I hang up and I go back to my mom’s room. When I sit down in the chair next to her, I take her hand in my own, wishing that she was awake. I need her mom advice right now, and maybe it’s selfish thinking about that when she is lying on a hospital bed, but that is what my mom has always been for me. My comfort. My shoulder to cry on. And she would want to know every detail about Spencer Beckett.
“I love you, Mom. I wish...” I close my eyes, emotions pressing on my chest.
I wish life really was a fairy tale.
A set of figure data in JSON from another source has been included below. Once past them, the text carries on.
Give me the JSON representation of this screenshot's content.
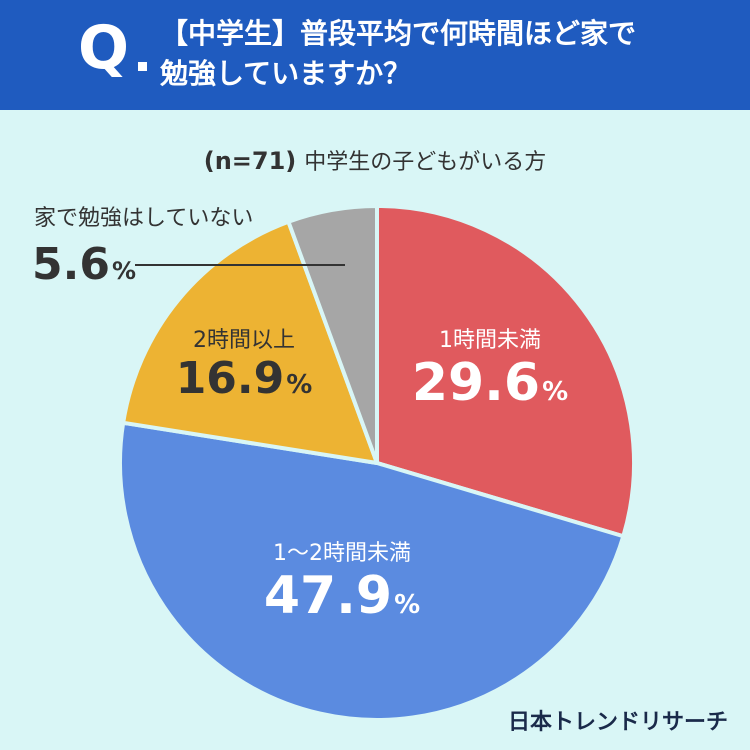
{
  "header": {
    "q_mark": "Q",
    "title_line1": "【中学生】普段平均で何時間ほど家で",
    "title_line2": "勉強していますか？"
  },
  "subtitle": {
    "n": "(n=71)",
    "text": "中学生の子どもがいる方"
  },
  "brand": "日本トレンドリサーチ",
  "chart_data": {
    "type": "pie",
    "title": "【中学生】普段平均で何時間ほど家で勉強していますか？",
    "sample": "(n=71) 中学生の子どもがいる方",
    "start": "12 o'clock, clockwise",
    "slices": [
      {
        "label": "1時間未満",
        "value": 29.6,
        "color": "#e05a5e"
      },
      {
        "label": "1〜2時間未満",
        "value": 47.9,
        "color": "#5b8be0"
      },
      {
        "label": "2時間以上",
        "value": 16.9,
        "color": "#edb333"
      },
      {
        "label": "家で勉強はしていない",
        "value": 5.6,
        "color": "#a6a6a6"
      }
    ],
    "unit": "%"
  }
}
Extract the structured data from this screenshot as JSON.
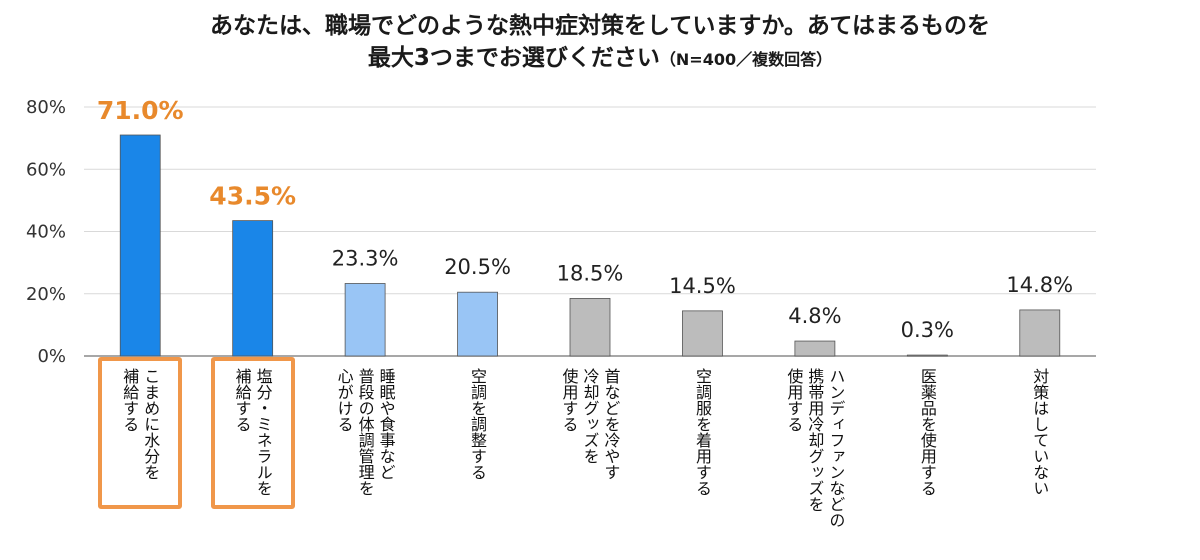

That there were miracles and happily ever afters.
But the reality is that one day, maybe soon, I’m going to lose my mom.
It’s scary to even imagine. So I don’t. Instead, I picture her healthy, whole, at the house on Christmas morning. And as I sit there, holding her hand, I begin to tell her all about Princeton Charming.
Yes, he is out of my league. Yes, he’s going to break my heart. And yes, there’s no future in which Spencer Beckett and Charlotte Hayes end up together. But he makes me smile nonetheless.
And right now? I need a reason to smile.